LOCAL AI // GLOSSARY

KV Cache

The memory that stores the AI's 'conversation history' during generation — it lives in VRAM.

Definition

The Key-Value (KV) Cache is a mechanism used by transformer-based language models to avoid recomputing the attention scores for all previous tokens at every generation step. Instead, the keys and values computed for each token are stored in VRAM and reused. The KV cache size scales linearly with context length and model size.

Why It Matters

High. A 128K context window with a large model can consume more VRAM for the KV cache than the model weights themselves. This is why a 24GB GPU that runs Llama 3 8B easily may struggle at 128K context length.

Real-World Example

Llama 3.1 8B with a 32K context window uses approximately 2-4GB of VRAM for the KV cache alone.
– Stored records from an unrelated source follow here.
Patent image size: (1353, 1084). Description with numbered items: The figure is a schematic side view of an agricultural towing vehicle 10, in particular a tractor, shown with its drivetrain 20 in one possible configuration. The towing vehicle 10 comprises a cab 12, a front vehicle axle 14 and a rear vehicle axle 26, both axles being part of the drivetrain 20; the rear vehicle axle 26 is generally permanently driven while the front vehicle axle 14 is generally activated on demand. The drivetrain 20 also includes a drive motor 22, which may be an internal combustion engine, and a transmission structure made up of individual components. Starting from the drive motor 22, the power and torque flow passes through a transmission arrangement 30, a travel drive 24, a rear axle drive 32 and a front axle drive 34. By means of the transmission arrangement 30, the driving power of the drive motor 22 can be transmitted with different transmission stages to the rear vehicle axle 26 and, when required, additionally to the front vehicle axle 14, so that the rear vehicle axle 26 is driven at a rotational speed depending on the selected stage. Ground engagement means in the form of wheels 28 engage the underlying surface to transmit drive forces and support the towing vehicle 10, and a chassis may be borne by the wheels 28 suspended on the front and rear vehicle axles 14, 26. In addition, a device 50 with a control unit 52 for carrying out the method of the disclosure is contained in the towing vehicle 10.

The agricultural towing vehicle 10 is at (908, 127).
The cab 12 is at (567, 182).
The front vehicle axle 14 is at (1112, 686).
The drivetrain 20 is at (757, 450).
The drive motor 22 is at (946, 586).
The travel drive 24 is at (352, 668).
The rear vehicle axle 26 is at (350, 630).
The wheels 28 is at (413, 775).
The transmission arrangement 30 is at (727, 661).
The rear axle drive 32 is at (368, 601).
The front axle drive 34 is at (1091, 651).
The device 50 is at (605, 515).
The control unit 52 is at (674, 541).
At 128K context, this can exceed 16GB — meaning VRAM capacity for the KV cache can exceed the model weights.

History of KV Cache

The modern transformer KV cache was introduced in the original 'Attention Is All You Need' paper (Vaswani et al., 2017). PagedAttention, introduced by the vLLM team at UC Berkeley (2023), revolutionized KV cache management by treating it like virtual memory pages — allowing much more efficient VRAM utilization in production serving.

Frequently Asked Questions

How do I calculate KV Cache size?▼

The KV Cache scales sequentially based on context dimension. As a rough rule of thumb, an 8B model uses ~1.5GB of VRAM per 10,000 context tokens, while a 70B model requires far more. Using the 'Will It Run?' calculator is the most accurate way to project your constraints.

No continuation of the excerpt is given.